The “mmm…That’s Tasty” podcast is also available on Apple Podcasts, Spotify, and Spreaker — and anyone can listen, subscribe, and follow for free.

Restaurants and other food and drink establishments can be nominated to be featured on “mmm…That’s Tasty” by emailing

Wimsett  opened the food trailer last year and he was hired to provide on-site catering for an oil field company during the company’s COVID restrictions. He later returned to McAlester and purchased a new food trailer.

“I know nothing about the restaurant industry,” Wimsett said. “I’ve had a lot of hard learning curves.”

So where did Wimsett learn how to cook his signature Cajun food?

“As a small child, I was actually fascinated with Cajun food,” Wimsett said. “And I would use to make my cousins very angry at me on Saturday mornings, it was either cartoons or Justin Wilson, well, I would always beat them to the television and be watching Justin Wilson, and that’s at a very young age, like six or seven.”

Wimsett said he was also married to a Cajun woman and learned a lot from her grandmother, whose recipes he honors on his menu today.

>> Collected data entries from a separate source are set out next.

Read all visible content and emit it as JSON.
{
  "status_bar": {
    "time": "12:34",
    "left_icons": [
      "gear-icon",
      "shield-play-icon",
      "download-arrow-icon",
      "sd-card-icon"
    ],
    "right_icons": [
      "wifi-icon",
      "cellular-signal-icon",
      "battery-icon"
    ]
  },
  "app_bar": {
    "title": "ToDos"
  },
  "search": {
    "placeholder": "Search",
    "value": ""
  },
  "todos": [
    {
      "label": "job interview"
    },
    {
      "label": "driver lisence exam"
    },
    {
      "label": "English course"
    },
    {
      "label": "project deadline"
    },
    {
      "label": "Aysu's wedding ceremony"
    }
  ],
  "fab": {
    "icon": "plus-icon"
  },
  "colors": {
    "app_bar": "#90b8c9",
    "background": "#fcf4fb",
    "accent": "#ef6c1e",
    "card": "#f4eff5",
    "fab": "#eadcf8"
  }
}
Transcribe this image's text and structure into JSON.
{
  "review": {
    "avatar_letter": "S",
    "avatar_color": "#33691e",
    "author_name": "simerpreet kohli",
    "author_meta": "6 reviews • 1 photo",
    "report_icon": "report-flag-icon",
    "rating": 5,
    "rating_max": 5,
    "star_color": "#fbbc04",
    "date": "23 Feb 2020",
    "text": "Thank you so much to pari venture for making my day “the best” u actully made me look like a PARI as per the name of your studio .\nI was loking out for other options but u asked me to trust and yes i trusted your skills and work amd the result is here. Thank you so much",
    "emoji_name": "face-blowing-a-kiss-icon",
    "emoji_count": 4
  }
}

“A lot of these recipes are a hundred years or older and I was entrusted to never give them to anybody and I will not,” Wimsett said. “My son will be the only person that gets them.”

Wimsett said the “J-Beaux” name comes from a nickname given to him by his uncle.

“He called me J-Bo and I was coming up with something to call my place and J-Bo came to mind and I just put the Cajun twist at the end of the Bo,” Wimsett said.

Wimsett has daily specials and he does catering, inner parties, cook and drop-offs, concierge cooking, and other events.

J-Beaux’s Cajun Fusion

Justin Wimsett says he wants people to "smile from the belly" while eating food at his McAlester food trailer, J-Beaux's Cajun Fusion.

"I really have a crazy range on what I can and can’t do,” Wimsett said.

J-Beaux’s is also known for its reservation only menu that are announced on the “J-Beaux’s Cajun Fusion” Facebook page.

“Usually I’ll announce on Facebook what I’ll be serving and what the price will be and it’ll be you call and reserve it only. You’ll have from this time to this time to reserve it and if you don’t call by that time, you missed the boat,” Wimsett said.

He said the reason why he keeps the set time to make a reservation is so he does not overprepare.

“No matter what, it’s going to be a large amount of food,” said Wimsett. “You’re going to be feeding two to three and maybe four people.”

Wimsett said at the end of the day people liking and enjoying his food is what its all about to him.

“To me, people saying they like it, as long as they are being honest about it, that’s worth more that the price of food, price of a meal, or making a buck,” said Wimsett. “That’s what it’s really all about."